2024-09-07 18:15:29 +06:00

6.0 KiB

Architecture of the Auto-Sync framework

This document is split into four parts.

  1. An overview of the update process and which subcomponents of auto-sync do what.
  2. The instructions how to update an architecture which already supports auto-sync.
  3. Instructions how to refactor an architecture to use auto-sync.
  4. Notes about how to add a new architecture to Capstone with auto-sync.

Please read the section about capstone module design in ARCHITECTURE.md before proceeding. The architectural understanding is important for the following.

Update procedure

As already described in the ARCHITECTURE document, Capstone uses translated and generated source code from LLVM.

Because LLVM is written in C++ and Capstone in C the update process is internally complicated but almost completely automated.

auto-sync categorizes source files of a module into three groups. Each group is updated differently.

File type Update method Edits by hand
Generated files Generated by patched LLVM backends Never/Not allowed
Translated LLVM C++ files CppTranslater and Differ Only changes which are too complicated for automation.
Capstone files By hand all

Let's look at the update procedure for each group in detail.

Note: The only exception to touch generated files is via git patches. This is the last resort if something is broken in LLVM, and we cannot generate correct files.

Generated files

Generated files always have the file extension .inc.

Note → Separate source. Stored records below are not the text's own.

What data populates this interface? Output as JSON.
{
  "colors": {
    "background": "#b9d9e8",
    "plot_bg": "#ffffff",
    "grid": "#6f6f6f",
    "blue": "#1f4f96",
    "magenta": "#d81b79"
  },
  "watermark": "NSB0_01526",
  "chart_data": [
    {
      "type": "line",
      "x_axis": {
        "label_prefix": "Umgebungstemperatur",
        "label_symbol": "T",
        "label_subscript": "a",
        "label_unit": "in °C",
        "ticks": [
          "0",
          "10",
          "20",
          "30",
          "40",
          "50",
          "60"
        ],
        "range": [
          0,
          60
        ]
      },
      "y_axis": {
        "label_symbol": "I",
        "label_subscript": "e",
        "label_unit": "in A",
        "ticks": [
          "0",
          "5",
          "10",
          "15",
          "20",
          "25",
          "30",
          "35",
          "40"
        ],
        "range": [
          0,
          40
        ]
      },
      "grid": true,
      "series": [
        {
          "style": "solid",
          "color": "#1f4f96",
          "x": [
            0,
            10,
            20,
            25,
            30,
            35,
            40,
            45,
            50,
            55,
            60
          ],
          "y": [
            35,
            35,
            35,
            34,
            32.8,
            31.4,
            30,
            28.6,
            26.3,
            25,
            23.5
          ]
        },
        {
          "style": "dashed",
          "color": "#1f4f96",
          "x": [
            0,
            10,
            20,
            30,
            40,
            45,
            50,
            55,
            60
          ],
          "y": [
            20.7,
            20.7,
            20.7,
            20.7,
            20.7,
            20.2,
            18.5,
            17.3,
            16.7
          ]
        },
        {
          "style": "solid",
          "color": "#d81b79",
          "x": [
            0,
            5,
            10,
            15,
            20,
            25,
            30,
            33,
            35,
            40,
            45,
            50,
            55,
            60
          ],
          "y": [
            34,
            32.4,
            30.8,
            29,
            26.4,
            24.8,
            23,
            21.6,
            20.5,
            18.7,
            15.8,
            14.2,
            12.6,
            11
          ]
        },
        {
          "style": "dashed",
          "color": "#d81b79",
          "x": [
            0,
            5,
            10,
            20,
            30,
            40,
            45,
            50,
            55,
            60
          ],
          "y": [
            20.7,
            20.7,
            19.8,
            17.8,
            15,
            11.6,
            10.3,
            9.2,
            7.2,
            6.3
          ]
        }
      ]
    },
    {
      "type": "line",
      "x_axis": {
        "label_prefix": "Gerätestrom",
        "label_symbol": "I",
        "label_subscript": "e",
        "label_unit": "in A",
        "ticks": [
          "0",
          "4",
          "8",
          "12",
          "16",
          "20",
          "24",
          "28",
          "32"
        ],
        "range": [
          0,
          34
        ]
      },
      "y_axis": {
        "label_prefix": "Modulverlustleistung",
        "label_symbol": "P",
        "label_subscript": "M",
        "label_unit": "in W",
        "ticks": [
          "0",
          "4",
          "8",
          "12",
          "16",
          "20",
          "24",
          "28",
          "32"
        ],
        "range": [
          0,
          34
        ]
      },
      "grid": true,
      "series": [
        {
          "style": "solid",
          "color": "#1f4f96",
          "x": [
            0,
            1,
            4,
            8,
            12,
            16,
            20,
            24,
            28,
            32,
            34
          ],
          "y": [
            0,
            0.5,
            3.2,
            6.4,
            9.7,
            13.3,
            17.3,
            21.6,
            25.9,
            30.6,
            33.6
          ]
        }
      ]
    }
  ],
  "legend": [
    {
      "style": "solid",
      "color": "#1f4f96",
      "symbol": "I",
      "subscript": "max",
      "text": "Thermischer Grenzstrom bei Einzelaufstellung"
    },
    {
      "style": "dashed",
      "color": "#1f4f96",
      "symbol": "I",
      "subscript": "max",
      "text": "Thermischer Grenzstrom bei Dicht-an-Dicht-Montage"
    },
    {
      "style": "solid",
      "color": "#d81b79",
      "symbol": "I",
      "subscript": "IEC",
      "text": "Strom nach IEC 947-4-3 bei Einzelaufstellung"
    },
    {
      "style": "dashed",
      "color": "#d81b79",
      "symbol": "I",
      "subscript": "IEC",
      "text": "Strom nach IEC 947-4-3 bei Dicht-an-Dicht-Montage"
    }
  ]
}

There are generated files for the LLVM code and for Capstone. They can be distinguished by their names:

  • For Capstone: <ARCH>GenCS<NAME>.inc.
  • For LLVM code: <ARCH>Gen<NAME>.inc.

The files are generated by refactored LLVM TableGen emitter backends.

The procedure looks roughly like this:

                                                                   ┌──────────┐
    1               2                 3                4           │CS .inc   │
┌───────┐     ┌───────────┐     ┌───────────┐     ┌──────────┐  ┌─►│files     │
│ .td   │     │           │     │           │     │ Code-    │  │  └──────────┘
│ files ├────►│ TableGen  ├────►│  CodeGen  ├────►│ Emitter  ├──┤
└───────┘     └──────┬────┘     └───────────┘     └──────────┘  │  ┌──────────┐
                     │                                 ▲        └─►│LLVM .inc │
                     └─────────────────────────────────┘           │files     │
                                                                   └──────────┘
  1. LLVM architectures are defined in .td files. They describe instructions, operands, features and other properties of an architecture.

  2. LLVM TableGen parses these files and converts them to an internal representation.

  3. In the second step a TableGen component called CodeGen abstracts the these properties even further. The result is a representation which is not specific to any architecture (e.g. the CodeGenInstruction class can represent a machine instruction of any architecture).

  4. The Code-Emitter uses the abstract representation of the architecture (provided from CodeGen) to generated state machines for instruction decoding. Architecture specific information (think of register names, operand properties etc.) is taken from TableGen's internal representation.

The result is emitted to .inc files. Those are included in the translated C++ files or Capstone code where necessary.

Translation of LLVM C++ files

We use two tools to translate C++ to C files.

First the CppTranslator and afterward the Differ.

The CppTranslator parses the C++ files and patches C++ syntax with its equivalent C syntax.

Note: For details about this checkout suite/auto-sync/CppTranslator/README.md.

Because the result of the CppTranslator is not perfect, we still have many syntax problems left.

Those need to be fixed partially by hand.

Differ

In order to ease this process we run the Differ after the CppTranslator.

The Differ compares our two versions of C files we have now. One of them are the C files currently used by the architecture module. On the other hand we have the translated C files. Those are still faulty and need to be fixed.

Most fixes are syntactical problems. Those were almost always resolved before, during the last update. The Differ helps you to compare the files and let you select which version to accept.

Sometimes (not very often though), the newly translated C files contain important changes. Most often though, the old files are already correct.

The Differ parses both files into an abstract syntax tree and compares certain nodes with the same name (mostly functions).

The user can choose if she accepts the version from the translated file or the old file. This decision is saved for every node. If there exists a saved decision for two nodes, and the nodes did not change since the last time, it applies the previous decision automatically again.

The Differ is far from perfect. It only helps to automatically apply "known to be good" fixes and gives the user a better interface to solve the other problems. But there will still be syntax errors left afterward. These must be fixed by hand.